All these articles make me think this is how Facebook conducts their meetings and communications. "Hey Bob, I really hate your work." "Oh, you LOVE it, right?" "Yeah, that's what I said."

I believe it's referred to as "link bait"
That is my preferred way to communicate.
>"I love the sarcastic titles..."

Whoops! You did it, too.

The title annoys me because I clicked on it wanting to read about hate. I'm just that kind of person.

Engineer interns unite!

Most of these seem true about any well put together company that has set the boundaries between the code and breaking of said code. As a software engineer intern at Animoto in NYC, these were all completely true, and I know other interns at other startups in NYC that also had high expectations out of their SE interns.

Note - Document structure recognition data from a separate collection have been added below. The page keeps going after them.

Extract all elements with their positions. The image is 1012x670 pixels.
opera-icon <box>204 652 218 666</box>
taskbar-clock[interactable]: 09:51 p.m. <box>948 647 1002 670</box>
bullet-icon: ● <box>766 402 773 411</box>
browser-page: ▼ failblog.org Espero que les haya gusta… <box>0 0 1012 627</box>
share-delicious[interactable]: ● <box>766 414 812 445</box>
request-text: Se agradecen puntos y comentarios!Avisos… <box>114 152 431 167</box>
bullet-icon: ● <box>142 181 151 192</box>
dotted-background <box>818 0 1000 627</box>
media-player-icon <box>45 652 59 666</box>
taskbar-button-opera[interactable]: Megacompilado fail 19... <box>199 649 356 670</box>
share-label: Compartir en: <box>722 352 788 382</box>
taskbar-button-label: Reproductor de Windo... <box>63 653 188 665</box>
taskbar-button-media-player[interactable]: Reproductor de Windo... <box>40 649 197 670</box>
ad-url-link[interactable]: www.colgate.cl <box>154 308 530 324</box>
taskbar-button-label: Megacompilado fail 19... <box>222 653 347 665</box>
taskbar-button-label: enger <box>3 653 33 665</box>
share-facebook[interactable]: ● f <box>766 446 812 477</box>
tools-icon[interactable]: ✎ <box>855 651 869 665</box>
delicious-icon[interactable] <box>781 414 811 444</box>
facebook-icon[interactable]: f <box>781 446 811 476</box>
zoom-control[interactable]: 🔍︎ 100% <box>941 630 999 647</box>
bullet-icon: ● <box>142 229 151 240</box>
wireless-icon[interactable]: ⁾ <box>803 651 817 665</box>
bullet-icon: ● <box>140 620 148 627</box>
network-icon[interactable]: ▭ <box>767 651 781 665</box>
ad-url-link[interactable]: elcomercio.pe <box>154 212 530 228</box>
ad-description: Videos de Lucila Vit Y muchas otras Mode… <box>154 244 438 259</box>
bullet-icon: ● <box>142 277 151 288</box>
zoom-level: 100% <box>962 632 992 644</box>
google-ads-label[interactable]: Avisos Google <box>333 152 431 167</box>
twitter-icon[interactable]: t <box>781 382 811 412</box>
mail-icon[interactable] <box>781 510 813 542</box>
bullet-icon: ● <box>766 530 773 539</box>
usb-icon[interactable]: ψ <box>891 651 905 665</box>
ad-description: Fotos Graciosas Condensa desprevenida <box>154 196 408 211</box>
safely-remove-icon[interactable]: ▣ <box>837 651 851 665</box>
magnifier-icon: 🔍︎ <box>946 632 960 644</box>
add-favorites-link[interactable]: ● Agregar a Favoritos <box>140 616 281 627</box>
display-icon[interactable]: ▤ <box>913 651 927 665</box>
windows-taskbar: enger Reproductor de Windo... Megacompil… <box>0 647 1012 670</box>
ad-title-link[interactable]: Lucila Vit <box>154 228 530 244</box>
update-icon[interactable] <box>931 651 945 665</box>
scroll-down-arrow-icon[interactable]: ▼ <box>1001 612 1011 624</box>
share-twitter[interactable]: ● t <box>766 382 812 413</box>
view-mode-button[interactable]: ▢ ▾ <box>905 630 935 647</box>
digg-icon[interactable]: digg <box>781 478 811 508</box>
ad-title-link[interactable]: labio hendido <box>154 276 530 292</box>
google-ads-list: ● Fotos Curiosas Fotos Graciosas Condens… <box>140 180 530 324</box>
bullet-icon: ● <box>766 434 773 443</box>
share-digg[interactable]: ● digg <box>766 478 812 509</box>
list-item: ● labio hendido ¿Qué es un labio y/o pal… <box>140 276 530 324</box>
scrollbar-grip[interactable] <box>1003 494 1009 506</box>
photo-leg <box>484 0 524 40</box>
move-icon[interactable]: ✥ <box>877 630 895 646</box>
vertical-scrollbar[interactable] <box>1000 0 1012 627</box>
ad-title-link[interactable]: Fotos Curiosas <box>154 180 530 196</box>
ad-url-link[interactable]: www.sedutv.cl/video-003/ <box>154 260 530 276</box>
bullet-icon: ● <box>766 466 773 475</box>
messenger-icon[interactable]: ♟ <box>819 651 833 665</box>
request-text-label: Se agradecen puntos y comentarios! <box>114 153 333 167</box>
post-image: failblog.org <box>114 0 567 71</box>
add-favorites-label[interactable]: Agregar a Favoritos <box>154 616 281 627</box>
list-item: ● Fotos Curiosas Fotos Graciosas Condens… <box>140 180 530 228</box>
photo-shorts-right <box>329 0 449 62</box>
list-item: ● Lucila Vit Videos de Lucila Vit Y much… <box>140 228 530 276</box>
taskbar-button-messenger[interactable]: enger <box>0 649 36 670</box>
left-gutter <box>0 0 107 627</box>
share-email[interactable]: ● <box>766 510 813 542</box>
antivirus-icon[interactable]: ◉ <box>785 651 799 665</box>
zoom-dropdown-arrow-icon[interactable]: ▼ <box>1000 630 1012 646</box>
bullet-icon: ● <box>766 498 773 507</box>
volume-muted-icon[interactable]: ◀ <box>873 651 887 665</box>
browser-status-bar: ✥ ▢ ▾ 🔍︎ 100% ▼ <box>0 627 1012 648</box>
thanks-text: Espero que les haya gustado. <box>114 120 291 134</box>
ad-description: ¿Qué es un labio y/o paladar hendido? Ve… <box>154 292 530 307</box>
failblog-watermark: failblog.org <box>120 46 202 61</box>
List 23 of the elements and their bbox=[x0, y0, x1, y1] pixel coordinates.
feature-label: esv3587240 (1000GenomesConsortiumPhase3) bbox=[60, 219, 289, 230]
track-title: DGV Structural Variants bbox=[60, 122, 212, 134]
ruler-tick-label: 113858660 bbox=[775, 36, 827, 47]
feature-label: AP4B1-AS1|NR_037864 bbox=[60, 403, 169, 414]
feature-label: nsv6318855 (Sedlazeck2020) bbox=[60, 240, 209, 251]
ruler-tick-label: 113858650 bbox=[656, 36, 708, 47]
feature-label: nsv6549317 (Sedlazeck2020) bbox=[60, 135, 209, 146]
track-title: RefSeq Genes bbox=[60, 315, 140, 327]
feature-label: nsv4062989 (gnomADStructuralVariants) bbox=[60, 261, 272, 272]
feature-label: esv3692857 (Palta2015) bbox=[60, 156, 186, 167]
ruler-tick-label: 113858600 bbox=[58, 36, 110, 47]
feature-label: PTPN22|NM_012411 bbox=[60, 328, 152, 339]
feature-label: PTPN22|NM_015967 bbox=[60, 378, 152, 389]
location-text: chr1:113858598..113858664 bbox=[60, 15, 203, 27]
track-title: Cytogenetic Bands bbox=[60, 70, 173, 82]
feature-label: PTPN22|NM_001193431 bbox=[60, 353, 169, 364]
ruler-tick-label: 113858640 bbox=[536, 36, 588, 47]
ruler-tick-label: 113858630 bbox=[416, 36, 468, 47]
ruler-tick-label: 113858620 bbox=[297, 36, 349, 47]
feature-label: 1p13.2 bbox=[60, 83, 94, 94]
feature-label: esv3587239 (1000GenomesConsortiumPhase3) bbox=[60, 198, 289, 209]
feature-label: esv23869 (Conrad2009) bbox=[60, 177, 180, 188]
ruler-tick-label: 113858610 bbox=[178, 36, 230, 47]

Interns can't learn unless they build and break, and shouldn't be put out in an island so they don't have to worry about breaking. If your system is built out well enough, no intern would be able to push out code that breaks in production.

Unlike Phillip Su's post, this is all just very thinly veiled sarcasm to make Facebook look like a good place to do an internship.

While I think Phillip also was being sarcastic, he actually gave good insight into why I wouldn't want to work for Facebook: too much code being shipped, not enough meetings (which results in disorganization, fragmented or duplicated effort), and too many decisions made by engineers (which means less consistent, less usable products).